Откуда-то в квартиру просачивался неумолимый запах краски: Евграфу Соломоновичу казалось, что красят у него в носу. Он ведь аллергик! И как они этого не понимают! И кто вообще им там разрешил красить!? Мало того, что дачу до ума довести не могут, так еще и сюда, в его последнее московское пристанище пришли! Да воздастся им…
Евграф Соломонович забегал по коридору, принюхиваясь, достиг двери на кухню, остановился и прислонился к стене. Красили соседи. И красили кухню, которая у них была прямо через стенку от декторовской. Евграф Соломонович философски сложил руки на груди и постарался отдохнуть взглядом на куче целлофановых пакетов, занявших кухонный уголок, как якобинцы – баррикады. Зеленушный рамсторовский кролик и прыгал, и прыгал на них, повторяя сам себя до бесконечности… прямо слева от дверного проема – прямо на глазах Евграфа Соломоновича! – свисал серый лоскут обоев. Квартира абсолютно никого не стеснялась: она пахла, показывала язык, селила на кухне пакеты… безобразие! Евграф Соломнович преисполнился праведного гнева, сжал кулаки, но быстро понял, что пакеты сильнее. Они его высидят.
Одна антресоль, на которой неведомо никому что лежало (была под самым трехметровым потолком. Стремянку отвезли в Тарусу), одна она опровергала всякую мысль, что человек тут хозяин. «Но окно-то я, по крайней мере, могу открыть», – и Евграф Соломонович пробрался на кухню, потеснил кроликов, бережно снял фиалки с подоконника и, повернув все возможные ручки и шпингалеты, распахнул створки. Рама жвахнула, издав звук, похожий на нечаянно прерванный поцелуй, и поддалась обнимавшему ее.

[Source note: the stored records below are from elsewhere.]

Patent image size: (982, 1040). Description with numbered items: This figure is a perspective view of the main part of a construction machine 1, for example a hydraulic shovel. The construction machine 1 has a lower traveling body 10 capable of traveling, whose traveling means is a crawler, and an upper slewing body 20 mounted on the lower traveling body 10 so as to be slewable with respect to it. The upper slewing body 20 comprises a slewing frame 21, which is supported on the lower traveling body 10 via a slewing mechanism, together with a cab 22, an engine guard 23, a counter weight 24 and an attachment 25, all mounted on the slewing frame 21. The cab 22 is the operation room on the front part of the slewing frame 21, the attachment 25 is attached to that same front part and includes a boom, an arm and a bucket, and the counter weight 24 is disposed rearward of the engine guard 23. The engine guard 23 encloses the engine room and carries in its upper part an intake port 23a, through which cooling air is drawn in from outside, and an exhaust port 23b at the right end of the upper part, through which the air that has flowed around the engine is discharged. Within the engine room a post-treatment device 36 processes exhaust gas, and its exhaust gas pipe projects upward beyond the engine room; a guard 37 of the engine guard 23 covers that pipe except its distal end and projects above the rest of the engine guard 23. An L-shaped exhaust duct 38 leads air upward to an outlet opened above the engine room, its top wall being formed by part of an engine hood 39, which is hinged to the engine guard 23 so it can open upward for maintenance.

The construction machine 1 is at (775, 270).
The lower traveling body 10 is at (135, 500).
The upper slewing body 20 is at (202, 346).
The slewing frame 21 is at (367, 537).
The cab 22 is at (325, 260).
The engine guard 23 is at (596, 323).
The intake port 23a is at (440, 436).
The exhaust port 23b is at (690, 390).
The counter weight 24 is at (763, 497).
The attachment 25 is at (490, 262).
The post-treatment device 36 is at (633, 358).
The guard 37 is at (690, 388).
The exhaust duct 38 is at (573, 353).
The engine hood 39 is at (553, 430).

Запах краски стал сильнее, но сносить его оказалось легче. Ветер дул и напоминал о том, что где-то в мире для него были паруса и флюгера. Евграф Соломонович бывал не чужд романтики. Он лег на подоконник, перегнулся на улицу, повертел головой, жмурясь хорошей погоде и шуму Красноармейской, убегавшей вдаль по левую руку. Посмотрел вверх. Ничего нового там не обнаружил.
Евграф Соломонович жмурился и старался ни о чем не думать. Как в детстве: представляешь, что какой-то незнакомый молодой человек красит незнакомую комнату в белый цвет. Валиком по высоким стенам. И вот на стене – лицо. И о стольком оно говорит, такое мамино, папино, лицо первой учительницы, первого соседа по парте, о котором и не помнишь уже, как его звали… рядом с лицом цветок, быть может. Быть может, щенок, птичка, игольное ушко из сказки, – пройти через него и оказаться молодцом. Краше всех. Книжка первая. Ее так вкусно было есть – по листочку, совсем по чуть-чуть… но белым, белым по стене. Все забывается. Даже самое лучшее. На наших лицах остается след, точно от поцелуя, точно свет далекой звезды – ты вносишь его в дом ночью, входя с улицы. И долго еще серебрится твоя кожа по-нездешнему и блестят глаза.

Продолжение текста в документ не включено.